LESLIE: Linda in New York needs some help with a question about whether to take on a remodeling project or not in this economy. What can we do for you, Linda?
LINDA: I live in a New York City suburb and in this recession era, when [housing is values] (ph) and prices are faltering, is it wise to invest approximately $50,000 into a new kitchen?
TOM: OK. Well, look, I don’t think you have to spend 50K on a new kitchen in this market. I think there’s probably less expensive things that you can do; unless your kitchen is really, really dated. How old is your house?
LINDA: From 1947.
TOM: Oh, is it the original 1947 kitchen?
LINDA: No, no, no. We have new appliances; the stainless steel, granite countertop and granite floors and very inexpensive laminate cabinets. The problem with it is it’s a very tiny kitchen and we thought to expand into a room adjoining the kitchen that is a little sitting room.
TOM: I see. Alright, so this is more than just a remove and replace of cabinets. You’re really talking about a major remodel here; a totally new layout.
LESLIE: (overlapping voices) A new layout.
LINDA: (overlapping voices) Yes.
TOM: Well, look. We don’t want to tell you to spend a whole lot of money on the house right now but I will say that if you’re going to choose one thing to do, a kitchen or a bathroom always gives you the best return on investment. But I would say tone it down. Don’t go luxury everything. You know, be realistic based on the market today and choose products that are going to still give you a good-looking kitchen without spending a whole lot of money. So I would tone down the granite countertops, the Corian tops. Now, the real expensive appliances, maybe reuse what you have. If you really …

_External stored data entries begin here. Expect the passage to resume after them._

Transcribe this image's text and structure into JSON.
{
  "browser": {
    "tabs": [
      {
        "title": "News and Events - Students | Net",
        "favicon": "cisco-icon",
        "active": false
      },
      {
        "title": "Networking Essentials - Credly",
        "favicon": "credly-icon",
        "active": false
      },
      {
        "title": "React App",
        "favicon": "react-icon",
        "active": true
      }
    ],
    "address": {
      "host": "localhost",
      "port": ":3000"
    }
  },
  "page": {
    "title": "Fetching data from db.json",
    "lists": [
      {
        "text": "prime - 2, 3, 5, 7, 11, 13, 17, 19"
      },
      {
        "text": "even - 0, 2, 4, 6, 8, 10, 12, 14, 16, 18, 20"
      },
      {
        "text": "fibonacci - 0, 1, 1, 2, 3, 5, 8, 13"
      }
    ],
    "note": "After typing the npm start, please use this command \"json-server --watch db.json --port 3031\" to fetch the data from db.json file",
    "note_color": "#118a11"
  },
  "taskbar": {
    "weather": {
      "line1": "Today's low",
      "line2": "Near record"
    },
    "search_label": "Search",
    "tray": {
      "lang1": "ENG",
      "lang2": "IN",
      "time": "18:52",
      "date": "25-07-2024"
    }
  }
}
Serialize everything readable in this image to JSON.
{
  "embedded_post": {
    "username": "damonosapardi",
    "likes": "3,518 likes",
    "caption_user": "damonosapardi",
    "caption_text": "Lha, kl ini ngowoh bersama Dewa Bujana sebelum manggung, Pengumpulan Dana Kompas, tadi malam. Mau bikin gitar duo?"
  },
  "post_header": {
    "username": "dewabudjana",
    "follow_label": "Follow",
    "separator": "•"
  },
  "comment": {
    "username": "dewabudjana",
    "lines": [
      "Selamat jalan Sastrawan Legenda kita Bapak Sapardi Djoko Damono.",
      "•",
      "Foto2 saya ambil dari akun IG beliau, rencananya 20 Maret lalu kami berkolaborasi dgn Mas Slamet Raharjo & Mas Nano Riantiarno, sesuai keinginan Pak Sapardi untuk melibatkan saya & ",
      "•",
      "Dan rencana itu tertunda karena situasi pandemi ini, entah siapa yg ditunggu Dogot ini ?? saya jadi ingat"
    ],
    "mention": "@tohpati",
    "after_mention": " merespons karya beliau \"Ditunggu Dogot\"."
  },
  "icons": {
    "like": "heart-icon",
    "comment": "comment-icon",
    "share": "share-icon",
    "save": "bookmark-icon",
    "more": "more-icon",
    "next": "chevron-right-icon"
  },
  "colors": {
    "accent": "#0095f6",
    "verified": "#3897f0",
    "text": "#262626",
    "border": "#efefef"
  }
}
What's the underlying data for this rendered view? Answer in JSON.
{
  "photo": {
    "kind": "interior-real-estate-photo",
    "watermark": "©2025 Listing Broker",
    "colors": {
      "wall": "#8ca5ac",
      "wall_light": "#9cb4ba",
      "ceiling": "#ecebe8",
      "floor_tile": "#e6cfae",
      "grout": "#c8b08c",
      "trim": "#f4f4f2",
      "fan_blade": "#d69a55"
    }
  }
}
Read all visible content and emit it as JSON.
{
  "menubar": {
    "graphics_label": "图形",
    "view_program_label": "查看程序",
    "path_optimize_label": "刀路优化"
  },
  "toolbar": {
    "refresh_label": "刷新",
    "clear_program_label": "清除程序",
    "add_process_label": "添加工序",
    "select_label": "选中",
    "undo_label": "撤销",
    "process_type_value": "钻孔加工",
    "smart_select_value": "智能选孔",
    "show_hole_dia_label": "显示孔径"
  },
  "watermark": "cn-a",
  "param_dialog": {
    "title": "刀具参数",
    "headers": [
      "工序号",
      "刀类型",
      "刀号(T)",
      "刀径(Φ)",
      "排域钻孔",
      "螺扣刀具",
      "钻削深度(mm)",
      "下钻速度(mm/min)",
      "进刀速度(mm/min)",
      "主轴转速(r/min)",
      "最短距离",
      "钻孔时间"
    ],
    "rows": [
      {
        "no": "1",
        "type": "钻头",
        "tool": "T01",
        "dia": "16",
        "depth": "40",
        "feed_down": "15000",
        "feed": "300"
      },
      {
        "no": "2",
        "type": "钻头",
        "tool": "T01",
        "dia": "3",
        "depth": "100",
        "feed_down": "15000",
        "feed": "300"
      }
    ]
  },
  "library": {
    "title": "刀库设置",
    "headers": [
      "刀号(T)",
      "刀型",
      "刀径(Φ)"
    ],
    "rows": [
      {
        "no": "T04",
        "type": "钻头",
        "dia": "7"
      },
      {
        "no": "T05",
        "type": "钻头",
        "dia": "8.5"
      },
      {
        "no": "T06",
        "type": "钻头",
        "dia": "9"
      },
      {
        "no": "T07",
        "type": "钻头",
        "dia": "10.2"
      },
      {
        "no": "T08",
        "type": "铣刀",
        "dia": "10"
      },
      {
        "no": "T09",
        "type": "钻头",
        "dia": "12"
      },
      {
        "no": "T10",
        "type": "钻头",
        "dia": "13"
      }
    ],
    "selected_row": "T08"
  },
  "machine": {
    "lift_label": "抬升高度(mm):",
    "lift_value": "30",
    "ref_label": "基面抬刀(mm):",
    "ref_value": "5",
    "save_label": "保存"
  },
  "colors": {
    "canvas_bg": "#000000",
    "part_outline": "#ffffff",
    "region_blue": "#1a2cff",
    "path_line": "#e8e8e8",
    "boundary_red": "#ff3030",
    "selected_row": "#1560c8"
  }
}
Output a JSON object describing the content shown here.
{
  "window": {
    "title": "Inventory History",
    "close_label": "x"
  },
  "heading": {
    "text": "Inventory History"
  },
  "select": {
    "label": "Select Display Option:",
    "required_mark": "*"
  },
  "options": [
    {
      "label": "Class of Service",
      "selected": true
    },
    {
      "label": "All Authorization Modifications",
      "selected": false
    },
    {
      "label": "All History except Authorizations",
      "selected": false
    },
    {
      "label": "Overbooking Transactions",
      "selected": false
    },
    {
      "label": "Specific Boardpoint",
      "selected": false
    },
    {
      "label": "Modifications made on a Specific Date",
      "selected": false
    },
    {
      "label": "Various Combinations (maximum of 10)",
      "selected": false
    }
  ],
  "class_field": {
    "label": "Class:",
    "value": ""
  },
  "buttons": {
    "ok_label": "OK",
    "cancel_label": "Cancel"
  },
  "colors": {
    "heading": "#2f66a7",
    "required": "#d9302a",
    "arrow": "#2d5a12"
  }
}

LESLIE: But I still think that those solid-surfacing or even natural stone countertops are a huge selling point when people are in the market; you know especially if you’ve got something that’s neutral in coloration that will work with all types of paint colors and choices that a new homeowner might make coming in the future. And remember, your previous owners in the house that you’re in, they made a bad decision in putting a super-expensive countertop on a very inexpensive cabinet. You want to make sure that you sort of match up because you don’t want the cabinet to not last as long as your countertop is going to.
LINDA: (chuckling) Yeah.
TOM: Yeah, but I just don’t think it’s a good time to do a luxury upgrade. I would be very budget-conscious if I was going to do this. I would either not do it or I’d be very budget-conscious and if I was going to not do it, you may want to think about other ways to make a small kitchen look big. You may want to think about some …
LESLIE: Lighter colors.
TOM: Yep, mm-hmm.
LESLIE: Different window treatments.
TOM: Replacing the doors with ones that have clear glass; lighting; you know, improving – well, you said the floor and the countertops are great so, you know, changing the hardware on the cabinets; adding dimmers; that sort of thing.
LINDA: Oh, thank you very much. I really appreciate your help.
TOM: Alright, Linda. Hope that helps you out. Thanks so much for calling us at 888-MONEY-PIT.